Minervini demonstrates extraordinary empathy for his subjects. His ongoing exploration of small town personal struggle continues, however his approach is very different. Following his subjects for 2 months without a screenplay, Roberto managed to place them in real life situations he felt would help shape his vision. In doing so, he has captured some incredibly powerful observations with dialogue an accomplished writer would envy. This further compliments his fine tuned naturalistic style. Stop The Pounding Heart is packed with astonishing real world detail. The picture becomes even more gratifying upon multiple viewings.
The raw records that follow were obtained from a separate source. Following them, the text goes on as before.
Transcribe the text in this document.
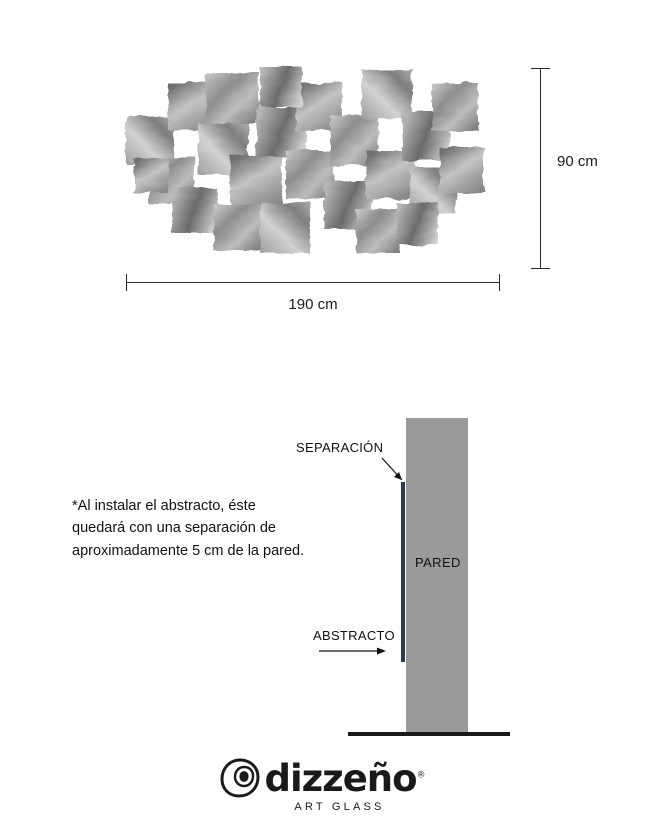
90 cm
190 cm
PARED
SEPARACIÓN
ABSTRACTO
*Al instalar el abstracto, éste
quedará con una separación de
aproximadamente 5 cm de la pared.
dizzeño®
ART GLASS
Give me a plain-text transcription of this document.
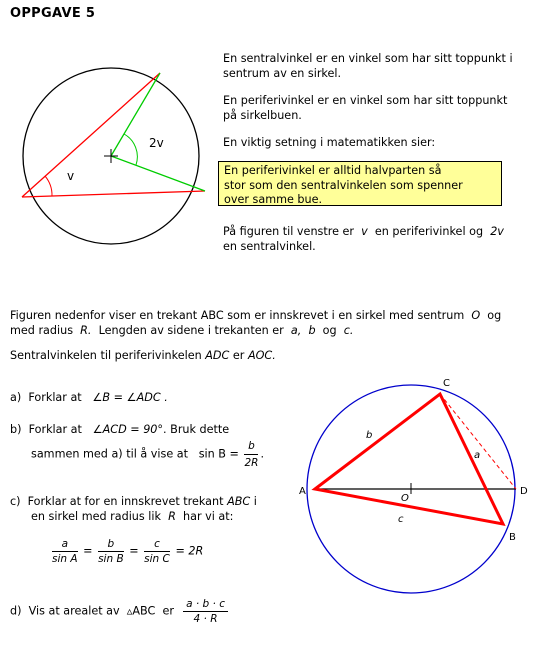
OPPGAVE 5
v
2v
En sentralvinkel er en vinkel som har sitt toppunkt i
sentrum av en sirkel.
En periferivinkel er en vinkel som har sitt toppunkt
på sirkelbuen.
En viktig setning i matematikken sier:
En periferivinkel er alltid halvparten så
stor som den sentralvinkelen som spenner
over samme bue.
På figuren til venstre er v en periferivinkel og 2v
en sentralvinkel.
Figuren nedenfor viser en trekant ABC som er innskrevet i en sirkel med sentrum O og
med radius R. Lengden av sidene i trekanten er a, b og c.
Sentralvinkelen til periferivinkelen ADC er AOC.
a) Forklar at ∠B = ∠ADC .
b) Forklar at ∠ACD = 90°. Bruk dette
sammen med a) til å vise at $\sin B = \frac{b}{2R}$ .
c) Forklar at for en innskrevet trekant ABC i
en sirkel med radius lik R har vi at:
$\frac{a}{\text{sin A}} = \frac{b}{\text{sin B}} = \frac{c}{\text{sin C}} = 2R$
d) Vis at arealet av ▵ABC er $\frac{a \cdot b \cdot c}{4 \cdot R}$
A
B
C
D
O
a
b
c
The Trilogy is unlike anything I have seen in American cinema. Minervini’s attraction tends to be in the unspoken. He presents his subjects with tremendous care. His casting choices stem from the themes he desires to explore. The films unfold in an almost self-generated manner, crafting his unique hyper realistic style. Roberto Minervini’s upcoming feature “The Other Side” documents Colby Trichell’s extended family that lives in Northern Louisiana. The film will be premiering in the Un Certain Regard section of the Cannes Film Festival this May.